Several independent refineries in Shandong Province, commonly known as "local refineries," including Shandong Jincheng Petrochemical, Shandong Shouguang Luqing Petrochemical, Hebei Xinhai Chemical, and Shandong Shengxing Chemical, have long been listed on the U.S. Specially Designated Nationals (SDN) list under the pretext of "purchasing Iranian oil," facing asset freezes and exclusion from the global financial system.
The Chinese Ministry of Commerce officially responded on Saturday (May 2), citing the 2021 "Measures for Blocking Unlawful Extraterritorial Application of Foreign Laws and Measures" ("Blocking Measures"), issuing a blocking order against the sanctions imposed by the U.S. Department of the Treasury on five Chinese petrochemical companies, explicitly requiring any enterprise within China "not to recognize, not to implement, and not to comply" with U.S. sanctions.

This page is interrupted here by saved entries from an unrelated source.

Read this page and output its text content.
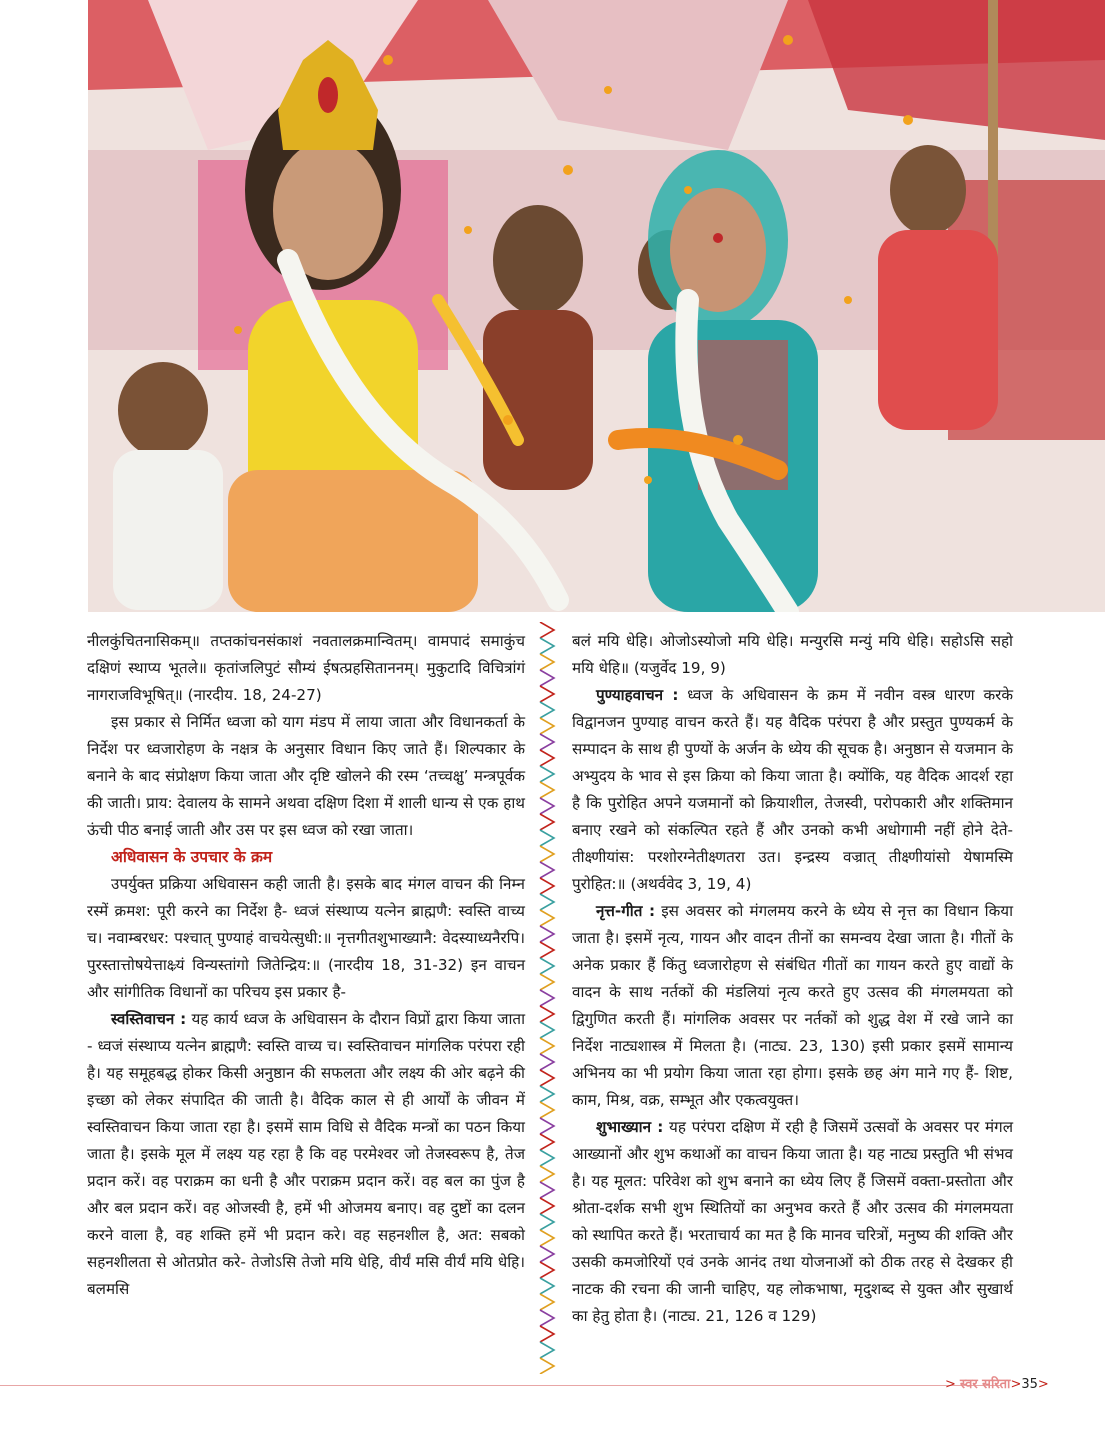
नीलकुंचितनासिकम्॥ तप्तकांचनसंकाशं नवतालक्रमान्वितम्। वामपादं समाकुंच दक्षिणं स्थाप्य भूतले॥ कृतांजलिपुटं सौम्यं ईषत्प्रहसिताननम्। मुकुटादि विचित्रांगं नागराजविभूषित्॥ (नारदीय. 18, 24-27)

इस प्रकार से निर्मित ध्वजा को याग मंडप में लाया जाता और विधानकर्ता के निर्देश पर ध्वजारोहण के नक्षत्र के अनुसार विधान किए जाते हैं। शिल्पकार के बनाने के बाद संप्रोक्षण किया जाता और दृष्टि खोलने की रस्म ‘तच्चक्षु’ मन्त्रपूर्वक की जाती। प्राय: देवालय के सामने अथवा दक्षिण दिशा में शाली धान्य से एक हाथ ऊंची पीठ बनाई जाती और उस पर इस ध्वज को रखा जाता।

अधिवासन के उपचार के क्रम

उपर्युक्त प्रक्रिया अधिवासन कही जाती है। इसके बाद मंगल वाचन की निम्न रस्में क्रमश: पूरी करने का निर्देश है- ध्वजं संस्थाप्य यत्नेन ब्राह्मणै: स्वस्ति वाच्य च। नवाम्बरधर: पश्चात् पुण्याहं वाचयेत्सुधी:॥ नृत्तगीतशुभाख्यानै: वेदस्याध्यनैरपि। पुरस्तात्तोषयेत्ताक्ष्र्यं विन्यस्तांगो जितेन्द्रिय:॥ (नारदीय 18, 31-32) इन वाचन और सांगीतिक विधानों का परिचय इस प्रकार है-

स्वस्तिवाचन : यह कार्य ध्वज के अधिवासन के दौरान विप्रों द्वारा किया जाता - ध्वजं संस्थाप्य यत्नेन ब्राह्मणै: स्वस्ति वाच्य च। स्वस्तिवाचन मांगलिक परंपरा रही है। यह समूहबद्ध होकर किसी अनुष्ठान की सफलता और लक्ष्य की ओर बढ़ने की इच्छा को लेकर संपादित की जाती है। वैदिक काल से ही आर्यों के जीवन में स्वस्तिवाचन किया जाता रहा है। इसमें साम विधि से वैदिक मन्त्रों का पठन किया जाता है। इसके मूल में लक्ष्य यह रहा है कि वह परमेश्वर जो तेजस्वरूप है, तेज प्रदान करें। वह पराक्रम का धनी है और पराक्रम प्रदान करें। वह बल का पुंज है और बल प्रदान करें। वह ओजस्वी है, हमें भी ओजमय बनाए। वह दुष्टों का दलन करने वाला है, वह शक्ति हमें भी प्रदान करे। वह सहनशील है, अत: सबको सहनशीलता से ओतप्रोत करे- तेजोऽसि तेजो मयि धेहि, वीर्यं मसि वीर्यं मयि धेहि। बलमसि

बलं मयि धेहि। ओजोऽस्योजो मयि धेहि। मन्युरसि मन्युं मयि धेहि। सहोऽसि सहो मयि धेहि॥ (यजुर्वेद 19, 9)

पुण्याहवाचन : ध्वज के अधिवासन के क्रम में नवीन वस्त्र धारण करके विद्वानजन पुण्याह वाचन करते हैं। यह वैदिक परंपरा है और प्रस्तुत पुण्यकर्म के सम्पादन के साथ ही पुण्यों के अर्जन के ध्येय की सूचक है। अनुष्ठान से यजमान के अभ्युदय के भाव से इस क्रिया को किया जाता है। क्योंकि, यह वैदिक आदर्श रहा है कि पुरोहित अपने यजमानों को क्रियाशील, तेजस्वी, परोपकारी और शक्तिमान बनाए रखने को संकल्पित रहते हैं और उनको कभी अधोगामी नहीं होने देते- तीक्ष्णीयांस: परशोरग्नेतीक्ष्णतरा उत। इन्द्रस्य वज्रात् तीक्ष्णीयांसो येषामस्मि पुरोहित:॥ (अथर्ववेद 3, 19, 4)

नृत्त-गीत : इस अवसर को मंगलमय करने के ध्येय से नृत्त का विधान किया जाता है। इसमें नृत्य, गायन और वादन तीनों का समन्वय देखा जाता है। गीतों के अनेक प्रकार हैं किंतु ध्वजारोहण से संबंधित गीतों का गायन करते हुए वाद्यों के वादन के साथ नर्तकों की मंडलियां नृत्य करते हुए उत्सव की मंगलमयता को द्विगुणित करती हैं। मांगलिक अवसर पर नर्तकों को शुद्ध वेश में रखे जाने का निर्देश नाट्यशास्त्र में मिलता है। (नाट्य. 23, 130) इसी प्रकार इसमें सामान्य अभिनय का भी प्रयोग किया जाता रहा होगा। इसके छह अंग माने गए हैं- शिष्ट, काम, मिश्र, वक्र, सम्भूत और एकत्वयुक्त।

शुभाख्यान : यह परंपरा दक्षिण में रही है जिसमें उत्सवों के अवसर पर मंगल आख्यानों और शुभ कथाओं का वाचन किया जाता है। यह नाट्य प्रस्तुति भी संभव है। यह मूलत: परिवेश को शुभ बनाने का ध्येय लिए हैं जिसमें वक्ता-प्रस्तोता और श्रोता-दर्शक सभी शुभ स्थितियों का अनुभव करते हैं और उत्सव की मंगलमयता को स्थापित करते हैं। भरताचार्य का मत है कि मानव चरित्रों, मनुष्य की शक्ति और उसकी कमजोरियों एवं उनके आनंद तथा योजनाओं को ठीक तरह से देखकर ही नाटक की रचना की जानी चाहिए, यह लोकभाषा, मृदुशब्द से युक्त और सुखार्थ का हेतु होता है। (नाट्य. 21, 126 व 129)

> स्वर सरिता>35>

Once this blocking order in Beijing takes effect, any enterprise operating within China—including foreign banks, multinational insurance companies, suppliers, and even shipping companies—faces a real legal conflict:
If they cooperate with U.S. sanctions and cease transactions with the five companies, they violate China's "Blocking Measures," risking fines from the Ministry of Commerce, civil claims from Chinese companies, and inclusion in China's "Unreliable Entities List"; If they comply with the Chinese ban and continue transactions with the five companies, they may violate U.S. sanctions laws and be held accountable by OFAC.